I sympathize with the advocates of gun control but, just as I cannot envision any scenario in which the people’s possession of firearms can protect them from a truly tyrannical government, I cannot envision a scenario in which meaningful gun legislation could be enacted without the very act leading to greater violence than it was designed to prevent. For cities the meaningful way forward in reducing gun violence involves a change in our attitude toward narcotics, eliminating the drug prohibition which creates violence and benefits the violent.
Gun control cannot be enacted in a vacuum, it cannot treat the inevitable response to its creation as separate from the direct impact it seeks to have. Like it or not, for millions of people in the United States gun ownership is both viewed as a positive in its own right, and represents a bulwark of freedom. That the latter view may be a total anachronism is completely immaterial, for people respond not to objective reality, but to their perception of that reality. Not wanting people to have the perception they have of reality does nothing to change their perception.
There are by all accounts right now almost as many firearms in the United States as there are people, though the guns are concentrated in the hands of a fraction of the population. What limitations on gun ownership exist have already created an effective black market for their purchase and sale, and it is simply true that cities like Chicago and Washington DC have the strictest gun laws, and the greatest problems with gun violence. Obviously no city, no state or region for that matter can enact meaningful gun laws in a country where freedom of movement and privacy exist at the level they do in the United States.
Gun laws which would alter the present situation such that criminals would be hard pressed to acquire guns, and could also keep guns out of the hands of the mentally ill, would have to be universal. They would have to cover both every jurisdiction in the United States, and every type of sale. Any attempt at a state by state solution would merely lead to sales moving towards states where laws are more permissive. A lack of universality involving sale type (commercial, private, or Internet) will simply shift sales without limiting them. At the same time, having laws without any means by which to assess compliance is meaningless, inventories would need to be open to scrutiny, documentation of transfer of ownership would need to be maintained and verified.

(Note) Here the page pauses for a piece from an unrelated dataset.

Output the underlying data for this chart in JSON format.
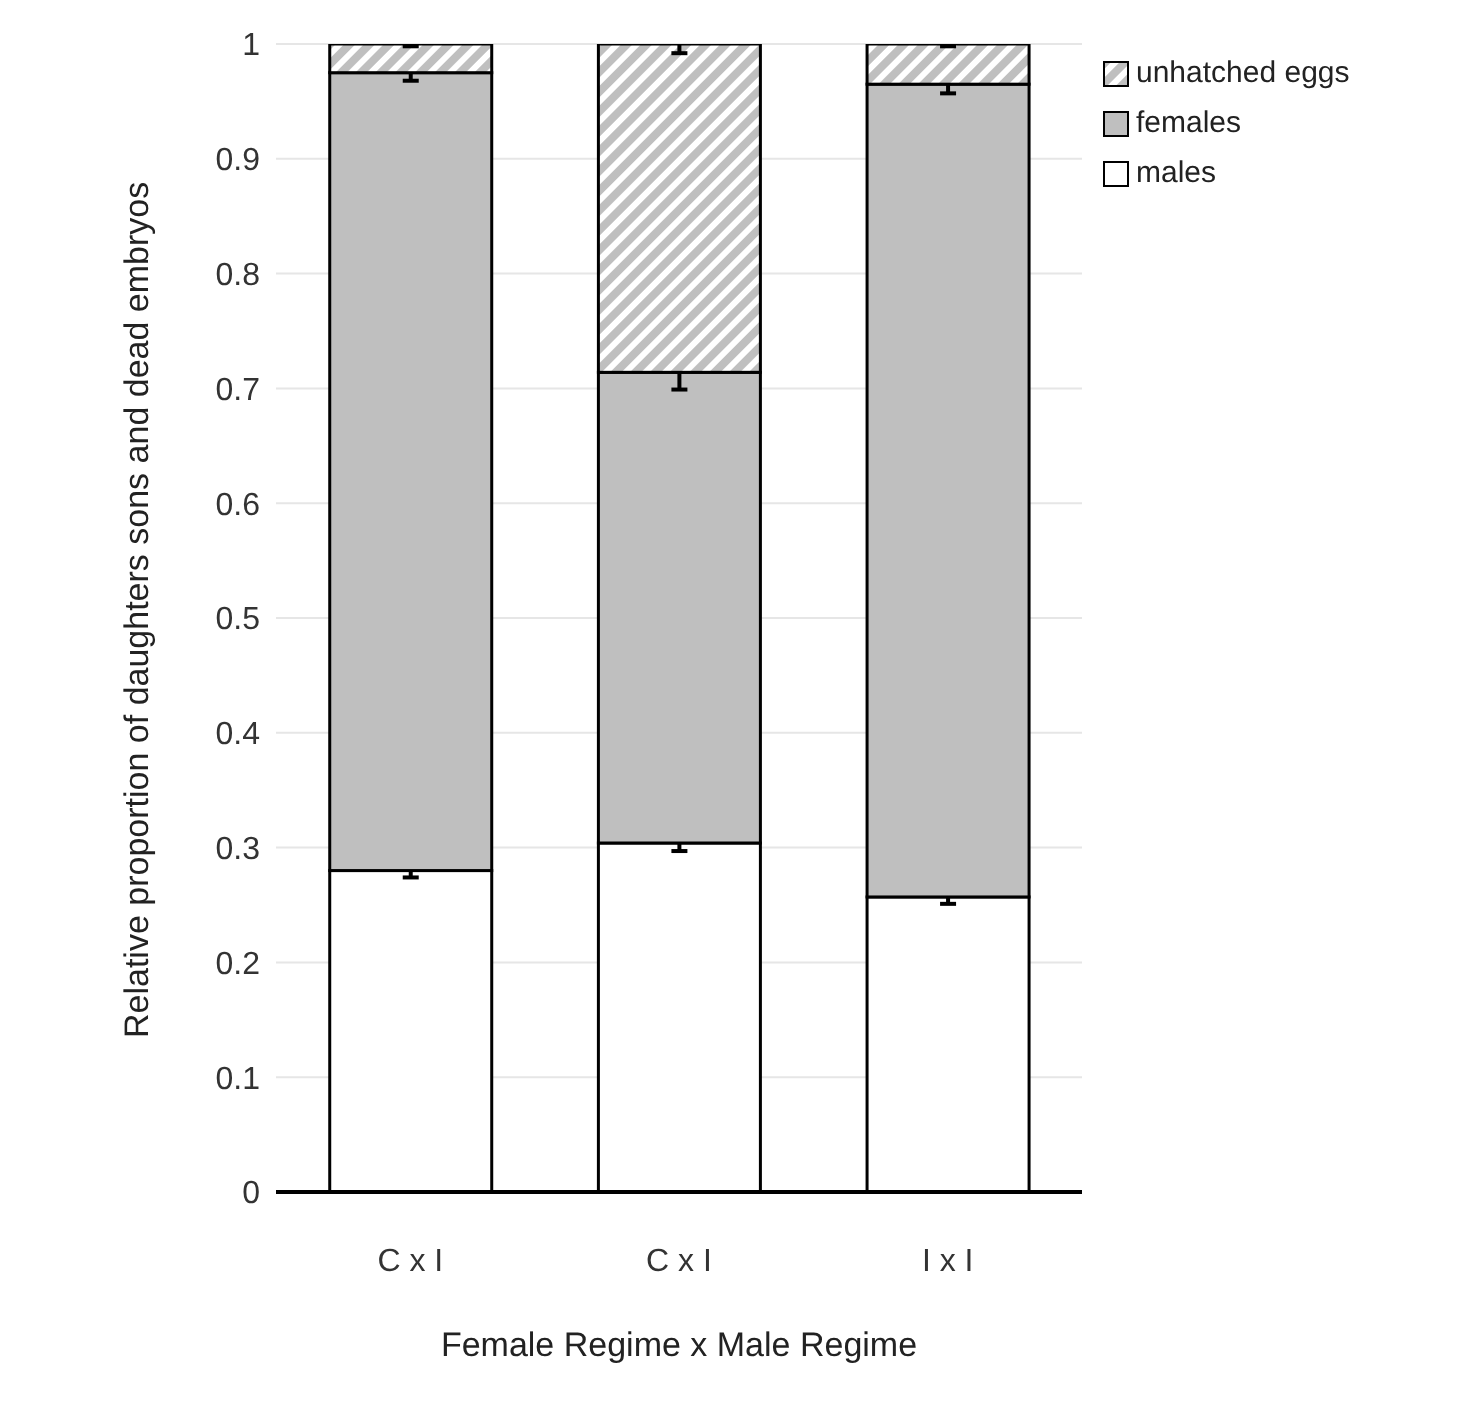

Now imagine a scenario in which all gun sellers, from shops to private citizens are required to give to the government a list of all their weapons with serial numbers and the like, from coast to coast. Imagine not only banning particularly deadly firearms, but confiscating the ones already in private hands…or imagine banning them, but then grandfathering the millions already extant AND not enacting universal gun registration or limiting sales of every type. What would be the point beyond raising the price of those weapons? Be real. We live in a country where a sizable minority would view universal registration and ANY gun confiscation as indistinguishable from a coup d’état by a tyrannical dictator and would respond accordingly.
You can’t wish that away. That you don’t see, that I don’t see, the logic in a belief that an individual with a rifle would be able to seek redress against a government which controls a military that possesses the most powerful weapons on earth, and which has managed to occupy foreign territory in countries where AK-47s are ubiquitous for a decade, is immaterial. “They” truly believe it, and will act accordingly. The overlap between fundamentalist gun believers, and apocalyptic religionists is also such that any movement toward really effective gun control will awaken beliefs in end times scenarios which will lead to reenactments of Branch Davidian style stand-offs all across the United States.
The most recent acts of mass killings in suburban America seem to be inevitable given the ubiquitousness of guns, and the general openness our society affords. Urban gun violence, however, is completely different, with different causes, motives, and purposes. Even a superficial understanding of gun violence in cities reveals its connection to between the narcotics trade. It is exactly the prohibition of drugs which makes trading in them violent, as any market which cannot access the state judicial system demands that buyers and sellers self regulate. Just as the end of alcohol prohibition led to the end of the violence connected to bootlegging, ending drug prohibition would similarly disempower the drug kingpins who can only control their empires through the use of force.
Drug legalization, apart from freeing the resources now used to investigate, prosecute, and incarcerate drug criminals for use in helping those addicted to narcotics, would also create new tax revenues allowing for enhanced services or lower tax rates in other areas, would also, undeniably, END all of the violence connected to the trafficking of illegal narcotics in our society.
Our societal difficulties with firearms are, in my estimation, unresolvable given the pervasive belief that guns equal freedom and whatever other cultural pathologies lead to America over performing the rest of the world in mass shootings, gun suicides, and gun related domestic violence, but we can put an end to the drug centered gun violence plaguing our cities.